88
geçmiş zaman kipinde
Elleri mürekkep kokanlar vardı ya da
yola düşüp mürekkep yalayanlar…
Kalem yazdıktan sonra kururdu.
Mürekkep edilen ve sonrasında
mürekkep ile yazılan onca şey,
bugün bunca bilgiye sahip olmamızın
nedeni… Eskilerin tabiriyle mürekkep
yalamak insana meziyet katardı.
Okumuş olmanın ifadesiydi. Çünkü
bilginin yazıya dökülmesi ancak
mürekkep ile olurdu.

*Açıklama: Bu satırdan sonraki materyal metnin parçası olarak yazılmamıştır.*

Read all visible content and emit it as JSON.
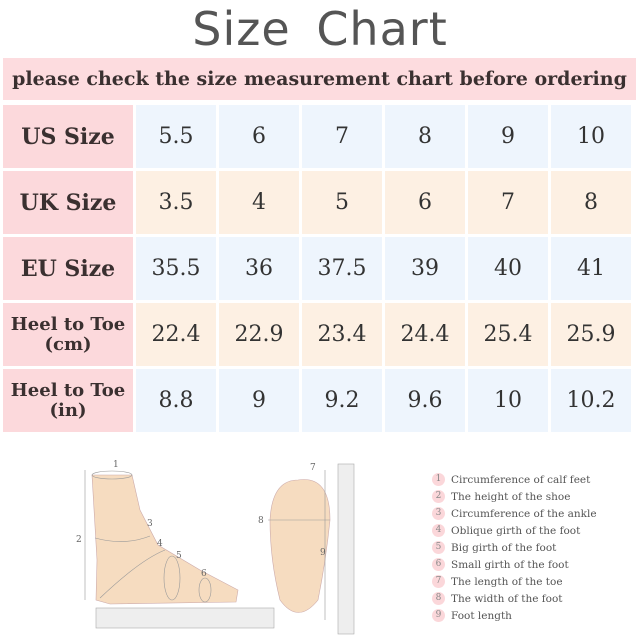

Paul Claudel
mürekkebi şöyle tanımlıyordu: “Özsuyu
ruhun, düşüncenin kanı…”
Eskiden kullanılan kurşunkalem benzeri
bir tür kalemin, yazımı kolaylaştırmak
ya da rengini koyulaştırmak için uç
(mine) kısmını nemlendirmek gerekirdi.
Kalemi kullananlar (öğrenciler,
sanatçılar, memurlar vs...) bu işlemi
alt dudaklarının iç kısmı ya da dilleriyle
yaparlardı. Dolayısıyla dillerinde ya da
dudaklarında mürekkep izi kalırdı. İşte
bu yüzden mürekkep yalamış denirdi
ve bu değerliydi. Eğitimi, mektebi
çağrıştırırdı. Şimdilerde ise bu deyimi
kullananların sayısı giderek düşüyor.
Mürekkep uçuyor, tüm bu deyimler
geldikleri tarih sayfalarına geri dönüyor.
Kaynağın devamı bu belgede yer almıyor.